With that caviat, an emperically found velocity combined with a well-groomed backlog does provide more planning accuracy than Waterfall. And by defining done for sprint goals as production-grade functionality, a team can progress through the project plan at an even pace, instead of pulling a Microsoft loading bar and hanging at “almost done!” for weeks at a time.

Scrum is a Spotlight

A few years ago I interned at a large company that was celebrating a major anniversary. A large convention center was reserved, acrobats were brought in, and a band was hired to write a brand-new song for this event. Unfortunately 90% of the celebration was one executive congratulating another, and although their leadership was key to the company’s success, only one mention was made of the ~2,000 employees that handled the heavy lifting and turned leadership’s plans into reality.

In some corporations it’s common for individual contributors to feel underappreciated. Managers are lauded for project successes, while team members are blamed for project failures.

Worse is when managers handle all planning activities, while the team has no place at the table. All the Advanced COCOMO and “Procedural Estimation Techniques” in the world fall apart when the project plan is shown to the developers, who exclaim “There’s no way we can build that in x time, you dingbats!”.

Scrum places the development team front and center. Though the Product Owner handles the backlog items & prioritization, the team (and only the team) sets the sprint goal, and pulls in the functionality they think they can deliver. The result may not be what management wants to hear, but it’s usually an accurate forecast of the team’s capabilities. ‘Tis better to rip the band-aid off early, than to provide a brutal shock to stakeholders weeks (or months) down the road.

Scrum is a Nightlight

Software development, due to its unpredictable nature and price tags that encourage tight schedules, is a field often defined by failure. A project running over budget & over schedule is not so much a rarity, as a common reality. To respond, we have two options:

  1. Lower expectations, by significantly overestimating budget & scope on every project
  2. Reduce the cost of failure, by making failure less costly & less dramatic (on a money, time, & personal level)

#1 seems nice at first. If we set bars low enough, we’ll almost always clear them, and everybody gets to throw celebratory pizza parties at the end of every successful project. But the only things that grow are egos, and the pizza place’s revenue. With each padded project Parkinson’s law kicks in, and our execution grows sloppy. With nothing to challenge the team, there’s no good reason to cut waste, develop skills, or sharpen capabilities. We get stuck in a holding pattern of apathy and mediocrity.

In many organizations, failure can feel like (or mean) career death. No one wants to be thrown under the bus and chewed-out by upper management. Stuck between this and the safety blanket of option #1, we rationally choose the blanket, sacrificing growth.

Enter option #2. By making failures smaller, less costly, and building a culture of respect & curiosity instead of blame, option #1 starts looking less like the obvious rational path. Once teams start buying into the objectives of their project, and discover the joys of freely challenging themselves without a pit of spikes awaiting any missteps, the need to pad estimates slowly diminishes.

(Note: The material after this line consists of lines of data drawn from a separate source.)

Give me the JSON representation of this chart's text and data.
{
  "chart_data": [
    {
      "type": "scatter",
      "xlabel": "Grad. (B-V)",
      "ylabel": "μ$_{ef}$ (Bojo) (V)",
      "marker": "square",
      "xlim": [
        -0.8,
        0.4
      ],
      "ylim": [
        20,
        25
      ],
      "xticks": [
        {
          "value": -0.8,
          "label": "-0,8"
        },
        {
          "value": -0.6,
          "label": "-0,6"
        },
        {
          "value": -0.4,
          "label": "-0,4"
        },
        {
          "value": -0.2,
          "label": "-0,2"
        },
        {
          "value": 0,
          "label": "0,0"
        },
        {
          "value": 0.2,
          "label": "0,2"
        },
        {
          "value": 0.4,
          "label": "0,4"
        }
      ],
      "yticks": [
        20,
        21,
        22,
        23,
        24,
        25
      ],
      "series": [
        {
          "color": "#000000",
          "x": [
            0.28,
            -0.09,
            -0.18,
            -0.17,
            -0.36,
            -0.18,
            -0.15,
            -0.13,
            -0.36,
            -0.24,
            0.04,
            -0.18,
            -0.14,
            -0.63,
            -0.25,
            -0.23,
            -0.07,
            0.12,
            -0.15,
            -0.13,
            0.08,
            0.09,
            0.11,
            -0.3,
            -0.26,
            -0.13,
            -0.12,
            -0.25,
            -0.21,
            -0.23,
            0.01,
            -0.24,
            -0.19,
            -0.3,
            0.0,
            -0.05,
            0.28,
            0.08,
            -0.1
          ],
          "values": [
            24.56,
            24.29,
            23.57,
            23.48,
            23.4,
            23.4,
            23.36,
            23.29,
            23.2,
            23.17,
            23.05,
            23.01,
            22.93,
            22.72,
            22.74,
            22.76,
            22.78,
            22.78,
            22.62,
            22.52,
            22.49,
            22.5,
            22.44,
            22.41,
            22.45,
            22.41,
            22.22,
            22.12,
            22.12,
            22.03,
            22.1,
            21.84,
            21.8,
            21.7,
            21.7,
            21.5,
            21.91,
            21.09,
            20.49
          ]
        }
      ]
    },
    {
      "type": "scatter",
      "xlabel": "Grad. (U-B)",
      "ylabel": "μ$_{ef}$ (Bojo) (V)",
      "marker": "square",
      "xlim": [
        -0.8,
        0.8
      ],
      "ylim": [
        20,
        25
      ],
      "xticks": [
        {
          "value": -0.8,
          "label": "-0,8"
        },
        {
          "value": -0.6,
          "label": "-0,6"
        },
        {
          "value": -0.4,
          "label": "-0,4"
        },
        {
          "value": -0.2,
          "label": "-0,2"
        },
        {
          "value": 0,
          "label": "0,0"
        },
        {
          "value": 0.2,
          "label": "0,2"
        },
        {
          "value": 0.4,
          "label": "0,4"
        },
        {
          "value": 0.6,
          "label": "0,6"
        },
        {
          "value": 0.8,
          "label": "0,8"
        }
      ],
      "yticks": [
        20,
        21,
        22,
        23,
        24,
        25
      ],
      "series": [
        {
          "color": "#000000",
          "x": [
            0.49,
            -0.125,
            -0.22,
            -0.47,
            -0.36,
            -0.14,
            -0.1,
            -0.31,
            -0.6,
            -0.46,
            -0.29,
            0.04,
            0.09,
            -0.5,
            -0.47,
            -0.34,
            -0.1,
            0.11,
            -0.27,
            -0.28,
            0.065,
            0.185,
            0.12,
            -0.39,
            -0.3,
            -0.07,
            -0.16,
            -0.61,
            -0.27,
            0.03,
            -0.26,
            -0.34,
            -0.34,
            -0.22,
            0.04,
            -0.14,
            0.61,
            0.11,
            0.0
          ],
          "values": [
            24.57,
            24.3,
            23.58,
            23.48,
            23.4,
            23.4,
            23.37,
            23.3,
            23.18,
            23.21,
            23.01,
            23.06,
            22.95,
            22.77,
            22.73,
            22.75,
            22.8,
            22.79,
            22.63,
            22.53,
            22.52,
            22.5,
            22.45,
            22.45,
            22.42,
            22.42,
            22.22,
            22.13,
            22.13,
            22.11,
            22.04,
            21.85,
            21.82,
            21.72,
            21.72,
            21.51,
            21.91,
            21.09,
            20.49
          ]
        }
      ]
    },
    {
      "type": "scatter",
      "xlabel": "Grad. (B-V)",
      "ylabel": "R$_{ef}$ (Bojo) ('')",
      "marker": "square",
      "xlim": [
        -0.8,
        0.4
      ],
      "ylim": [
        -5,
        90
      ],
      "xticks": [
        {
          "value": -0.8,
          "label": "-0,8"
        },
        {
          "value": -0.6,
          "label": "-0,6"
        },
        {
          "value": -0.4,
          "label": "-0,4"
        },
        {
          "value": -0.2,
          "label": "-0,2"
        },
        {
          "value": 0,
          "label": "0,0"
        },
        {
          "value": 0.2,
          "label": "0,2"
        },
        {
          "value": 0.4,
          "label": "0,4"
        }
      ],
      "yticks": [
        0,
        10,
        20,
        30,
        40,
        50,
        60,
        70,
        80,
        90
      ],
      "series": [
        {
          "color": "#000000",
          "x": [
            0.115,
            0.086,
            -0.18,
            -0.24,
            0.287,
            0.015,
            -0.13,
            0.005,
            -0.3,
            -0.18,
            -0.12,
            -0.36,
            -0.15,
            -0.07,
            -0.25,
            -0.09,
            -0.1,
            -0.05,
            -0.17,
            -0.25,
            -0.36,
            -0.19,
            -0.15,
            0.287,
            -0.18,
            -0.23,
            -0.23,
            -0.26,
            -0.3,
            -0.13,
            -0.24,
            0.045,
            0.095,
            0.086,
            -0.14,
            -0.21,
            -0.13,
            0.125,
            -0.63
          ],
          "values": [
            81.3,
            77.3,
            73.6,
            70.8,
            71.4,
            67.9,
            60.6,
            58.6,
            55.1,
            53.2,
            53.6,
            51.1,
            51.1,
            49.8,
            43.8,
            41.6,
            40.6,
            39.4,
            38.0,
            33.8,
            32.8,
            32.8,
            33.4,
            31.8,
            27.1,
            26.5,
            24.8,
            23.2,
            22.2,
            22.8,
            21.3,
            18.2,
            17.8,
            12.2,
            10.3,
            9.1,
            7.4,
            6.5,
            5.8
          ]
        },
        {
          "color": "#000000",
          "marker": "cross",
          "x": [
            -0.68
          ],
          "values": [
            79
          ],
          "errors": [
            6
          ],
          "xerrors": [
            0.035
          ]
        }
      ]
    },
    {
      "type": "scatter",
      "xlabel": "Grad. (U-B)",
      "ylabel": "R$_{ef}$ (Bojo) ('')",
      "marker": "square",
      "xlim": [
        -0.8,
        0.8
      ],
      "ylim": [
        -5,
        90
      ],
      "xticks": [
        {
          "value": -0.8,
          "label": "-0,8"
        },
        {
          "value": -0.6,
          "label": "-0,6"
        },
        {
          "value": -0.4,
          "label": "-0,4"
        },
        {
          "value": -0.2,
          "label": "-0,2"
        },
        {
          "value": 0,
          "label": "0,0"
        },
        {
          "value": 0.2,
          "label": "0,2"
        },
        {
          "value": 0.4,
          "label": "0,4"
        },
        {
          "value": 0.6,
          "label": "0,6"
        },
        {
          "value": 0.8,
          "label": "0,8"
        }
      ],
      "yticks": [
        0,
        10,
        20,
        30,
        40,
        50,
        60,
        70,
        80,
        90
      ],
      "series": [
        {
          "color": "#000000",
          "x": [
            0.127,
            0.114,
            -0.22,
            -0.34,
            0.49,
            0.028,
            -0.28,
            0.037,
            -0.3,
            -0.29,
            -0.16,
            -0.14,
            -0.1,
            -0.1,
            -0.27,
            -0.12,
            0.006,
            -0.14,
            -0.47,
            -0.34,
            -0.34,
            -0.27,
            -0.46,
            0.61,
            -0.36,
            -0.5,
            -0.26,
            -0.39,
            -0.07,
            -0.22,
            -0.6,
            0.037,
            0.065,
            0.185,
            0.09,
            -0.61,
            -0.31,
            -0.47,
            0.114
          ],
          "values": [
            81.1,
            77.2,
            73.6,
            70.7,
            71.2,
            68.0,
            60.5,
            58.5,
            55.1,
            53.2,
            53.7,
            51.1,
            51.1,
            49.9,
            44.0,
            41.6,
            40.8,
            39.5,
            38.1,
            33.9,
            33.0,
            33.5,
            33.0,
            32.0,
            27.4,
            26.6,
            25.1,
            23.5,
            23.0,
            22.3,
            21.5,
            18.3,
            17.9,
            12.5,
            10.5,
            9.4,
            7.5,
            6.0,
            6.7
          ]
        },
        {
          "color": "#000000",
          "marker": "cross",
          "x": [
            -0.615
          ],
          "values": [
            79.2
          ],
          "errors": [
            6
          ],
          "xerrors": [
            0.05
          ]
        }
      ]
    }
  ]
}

Scrum is tailor-made to enable option #2. With sprints, failure discussions where the stakes were once years worth of investment now only involve a few weeks worth of work. Reviews & retrospectives provide a forum for discussing these failures in a straightforward, blameless, productive manner that leads to learning, growth, & pivots instead of terminations & tears (when done right). The short iteration cycles of scrum reduce the cost of each failure, providing the safety of option #1 while still enabling growth & adaptation. Scrum’s the nightlight that helps ward off our greatest corporate fears.